The rates of 12 obesity-related cancers rose by 7 per cent from 2005 to 2014, an increase that is threatening to reverse progress in reducing the rate of cancer in the United States, U.S. health officials say.
According to the U.S. Centers for Disease Control and Prevention, more than 630,000 people in the United States were diagnosed with a cancer linked with being overweight or obese in 2014.
Obesity-related cancers accounted for about 40 per cent of all cancers diagnosed in the United States in 2014. Although the overall rate of new cancer diagnoses has fallen since the 1990s, rates of obesity-related cancers have been rising.
- Cancer cases projected to rise 40% in 15 years as Canada's population ages, grows
- SECOND OPINION | Another look at obesity: It's not simply about eating too much
"Today's report shows in some cancers we're going in the wrong direction," Dr. Anne Schuchat of the CDC said on a conference call with reporters.
According to the International Agency for Research on Cancer, 13 cancers are associated with overweight and obesity.
- Multiple myeloma.
- Adenocarcinoma of the esophagus.
- Cancers of the thyroid, postmenopausal breast, gallbladder, stomach, liver, pancreas, kidney, ovaries, uterus and colon and rectum (colorectal).
In 2013-2014, about two out of three U.S. adults were considered overweight or obese. CDC researchers used the U.S. cancer statistics database to see how obesity was affecting cancer rates. Although cancer rates rose in 12 of these cancers from 2005 to 2012, colorectal cancer rates fell by 23 per cent, helped by increases in screening, which prevents new cases by finding growths before they turn into cancer.
Cancers not associated with overweight and obesity fell by 13 per cent.

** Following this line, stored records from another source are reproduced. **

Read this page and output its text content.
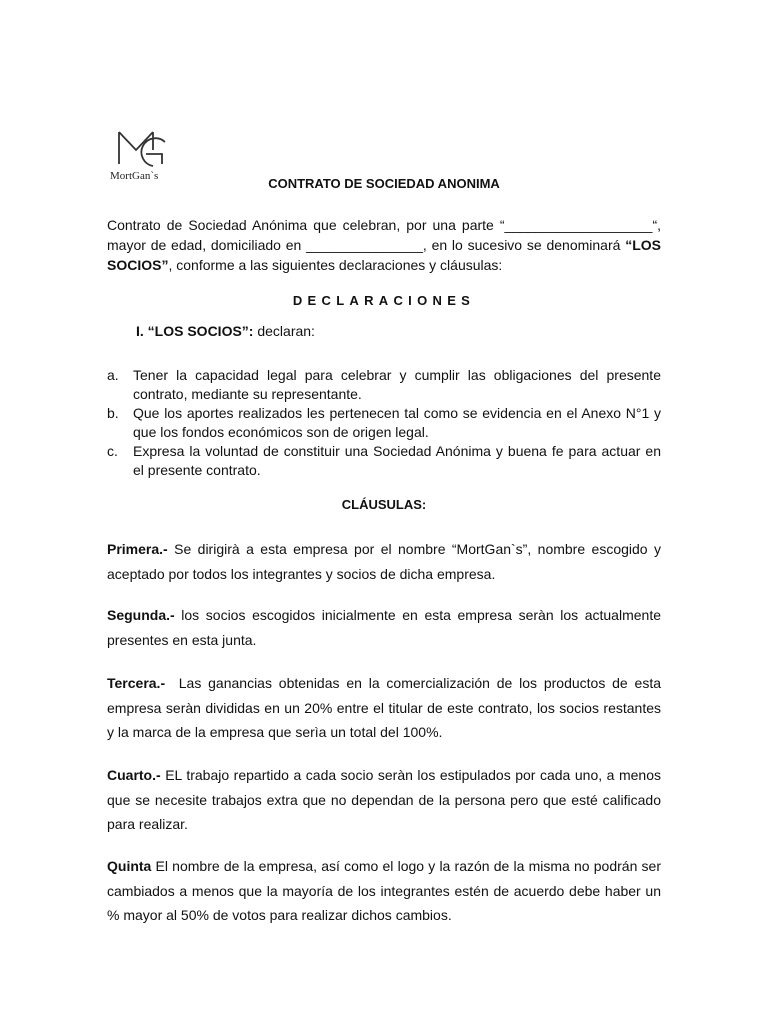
MortGan`s	CONTRATO DE SOCIEDAD ANONIMA
Contrato de Sociedad Anónima que celebran, por una parte “___________________“,
mayor de edad, domiciliado en _______________, en lo sucesivo se denominará “LOS
SOCIOS”, conforme a las siguientes declaraciones y cláusulas:
DECLARACIONES
I. “LOS SOCIOS”: declaran:
a. Tener la capacidad legal para celebrar y cumplir las obligaciones del presente contrato, mediante su representante.
b. Que los aportes realizados les pertenecen tal como se evidencia en el Anexo N°1 y que los fondos económicos son de origen legal.
c. Expresa la voluntad de constituir una Sociedad Anónima y buena fe para actuar en el presente contrato.
CLÁUSULAS:
Primera.- Se dirigirà a esta empresa por el nombre “MortGan`s”, nombre escogido y aceptado por todos los integrantes y socios de dicha empresa.
Segunda.- los socios escogidos inicialmente en esta empresa seràn los actualmente presentes en esta junta.
Tercera.-  Las ganancias obtenidas en la comercialización de los productos de esta empresa seràn divididas en un 20% entre el titular de este contrato, los socios restantes y la marca de la empresa que serìa un total del 100%.
Cuarto.- EL trabajo repartido a cada socio seràn los estipulados por cada uno, a menos que se necesite trabajos extra que no dependan de la persona pero que esté calificado para realizar.
Quinta El nombre de la empresa, así como el logo y la razón de la misma no podrán ser cambiados a menos que la mayoría de los integrantes estén de acuerdo debe haber un % mayor al 50% de votos para realizar dichos cambios.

About half of Americans are not aware of this link, according to Schuchat. The findings suggest that U.S. healthcare providers need to make clear to patients the link between obesity and cancer, and encourage patients to achieve a healthy weight.
"The trends we are reporting today are concerning," Schuchat said. "There are many good reasons to strive for a healthy weight. Now you can add cancer to the list."
She said the science linking cancer to obesity is still evolving, and it is not yet clear whether losing weight will help individuals once cancer has taken root.
What is clear is that obesity can raise an individual's risk of cancer, and that risk may be reduced by maintaining a healthy weight, Schuchat said Tuesday.